The economist also observes that firmer wage growth south of the border makes the forward outlook for U.S. consumer discretionary stocks brighter than those of their Canadian peers.
However, Canadian consumer discretionary stocks, led by Hudson's Bay Company and Dollarama Inc., have actually outperformed the similar U.S. group since October by more than 2.5 per cent in local currency terms.
The composition of these indexes may somewhat skew these results. The U.S. consumer discretionary index is very deep, with 85 members compared to 24 from its Canadian twin, and strikes a balance between apparel firms like Nike Inc., toy manufacturers like Mattel Inc., retailers such as Target Corp., quick-service restaurants like Yum! Brands Inc., and luxury goods makers such as Michael Kors Holdings Ltd.
Conversely, over 25 per cent of the Canadian consumer discretionary index is accounted for by the auto parts manufacturers – Magna International Inc., Linamar Corp., and Martinrea International Inc. – which arguably might be better classified as industrials.
While both are more richly valued than their respective benchmark indexes, by one metric, the S&P/TSX consumer discretionary index is less expensive than its American counterpart. The Canadian consumer group trades at a forward price-to-earnings ratio of 16.3 times, while the S&P 500 consumer discretionary index has a forward P/E of 20.1 times, according to Bloomberg.
Accordingly, Mr.

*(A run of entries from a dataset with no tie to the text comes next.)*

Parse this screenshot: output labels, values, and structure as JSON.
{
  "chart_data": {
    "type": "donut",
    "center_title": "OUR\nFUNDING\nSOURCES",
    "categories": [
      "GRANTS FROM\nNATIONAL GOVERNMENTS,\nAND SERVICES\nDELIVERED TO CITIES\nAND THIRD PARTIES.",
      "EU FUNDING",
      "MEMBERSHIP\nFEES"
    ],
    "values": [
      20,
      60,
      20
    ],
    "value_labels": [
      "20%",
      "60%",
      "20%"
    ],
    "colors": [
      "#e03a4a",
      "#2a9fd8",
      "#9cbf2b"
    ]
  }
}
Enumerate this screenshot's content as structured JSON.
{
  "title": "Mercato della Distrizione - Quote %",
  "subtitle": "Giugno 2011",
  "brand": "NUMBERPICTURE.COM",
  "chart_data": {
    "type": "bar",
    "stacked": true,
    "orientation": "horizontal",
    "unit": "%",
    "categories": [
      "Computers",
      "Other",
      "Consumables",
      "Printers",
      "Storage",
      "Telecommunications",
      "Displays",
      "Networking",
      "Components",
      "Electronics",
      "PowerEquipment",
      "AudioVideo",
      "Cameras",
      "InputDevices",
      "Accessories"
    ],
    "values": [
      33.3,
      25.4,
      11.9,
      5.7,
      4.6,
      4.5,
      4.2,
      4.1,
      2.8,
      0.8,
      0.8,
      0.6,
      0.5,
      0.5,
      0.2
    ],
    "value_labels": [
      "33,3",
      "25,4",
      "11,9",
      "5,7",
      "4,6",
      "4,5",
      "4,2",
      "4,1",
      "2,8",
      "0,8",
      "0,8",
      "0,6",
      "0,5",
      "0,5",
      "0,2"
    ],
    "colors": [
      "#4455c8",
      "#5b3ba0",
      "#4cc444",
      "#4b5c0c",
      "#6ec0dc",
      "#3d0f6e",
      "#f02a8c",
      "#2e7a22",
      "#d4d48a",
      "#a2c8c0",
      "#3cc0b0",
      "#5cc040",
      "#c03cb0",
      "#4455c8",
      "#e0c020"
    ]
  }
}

Exarhos concludes, "Though rapid gains seen in the U.S. labour market may not be matched by developments in Canada, there may still be value in consumer discretionary stocks, as TSX investors seek haven amidst the oil rout and a somewhat more muddled Canadian economic landscape."
As many Canadian-listed consumer discretionary stocks generate a significant portion of their revenues abroad, the dimmer forward outlook for domestic consumers does not fully invalidate their growth potential.